Merge joins

Finally, there is the merge join. The idea here is to use sorted lists to join the results. If both sides of the join are sorted, the system can just take the rows from the top and see if they match and return them. The main requirement here is that the lists are sorted. Here is a sample plan:

Merge join 
Sort table 1
Sequential scan table 1
Sort table 2
Sequential scan table 2

To join these two tables (table 1 and table 2), data has to be provided in a sorted order. In many cases, PostgreSQL will just sort the data. However, there are other options we can use to provide the join with sorted data. One way is to consult an index, as shown in the following example:

Merge join
Index scan table 1
Index scan table 2

One side of the join or both sides can use sorted data coming from lower levels of the plan. If the table is accessed directly, an index is the obvious choice for this, but only if the returned result set is significantly smaller than the entire table. Otherwise, we encounter almost double the overhead because we have to read the entire index and then the entire table. If the result set is a large portion of the table, a sequential scan is more efficient, especially if it is being accessed in the primary key order.

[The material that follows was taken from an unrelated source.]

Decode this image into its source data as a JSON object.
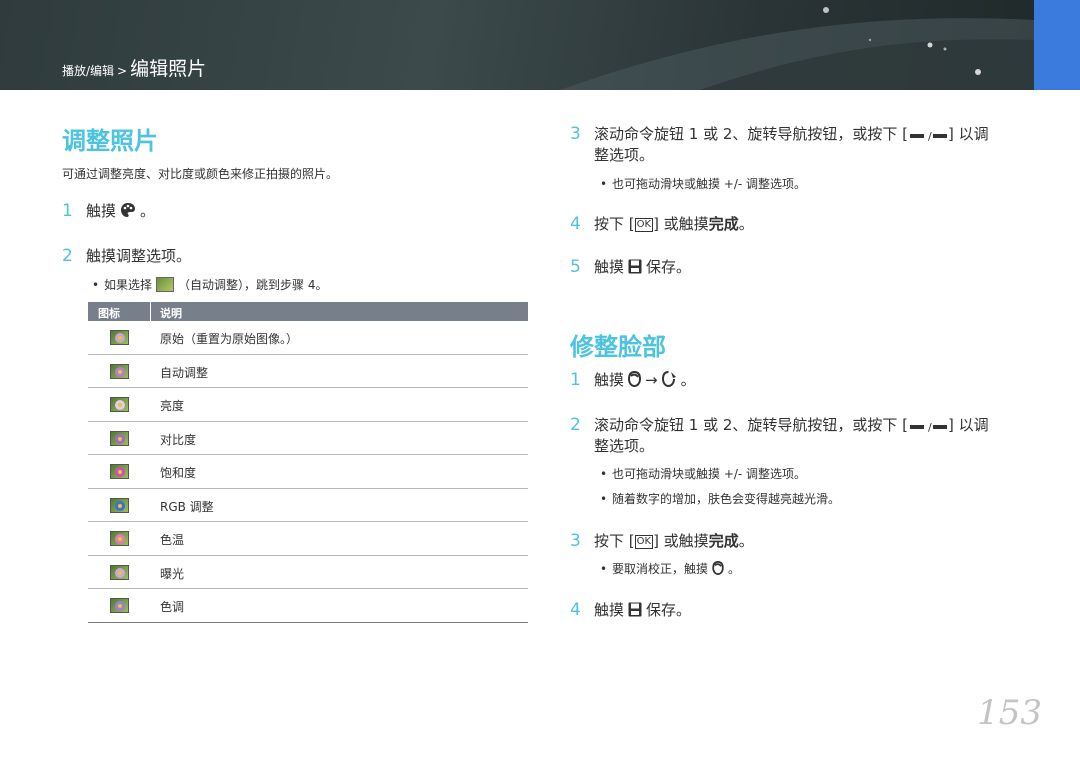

The beauty of a merge join is that it can handle a lot of data. The downside is that data has to be sorted or taken from an index at some point.

Sorting is O(n * log(n)). Therefore, sorting 300 million rows to perform the join is not attractive either.

Note that, since the introduction of PostgreSQL 10.0, all the join options described here are also available in a parallel version. Therefore, the optimizer will not just consider those standard join options, but also evaluate whether it makes sense to perform parallel queries or not.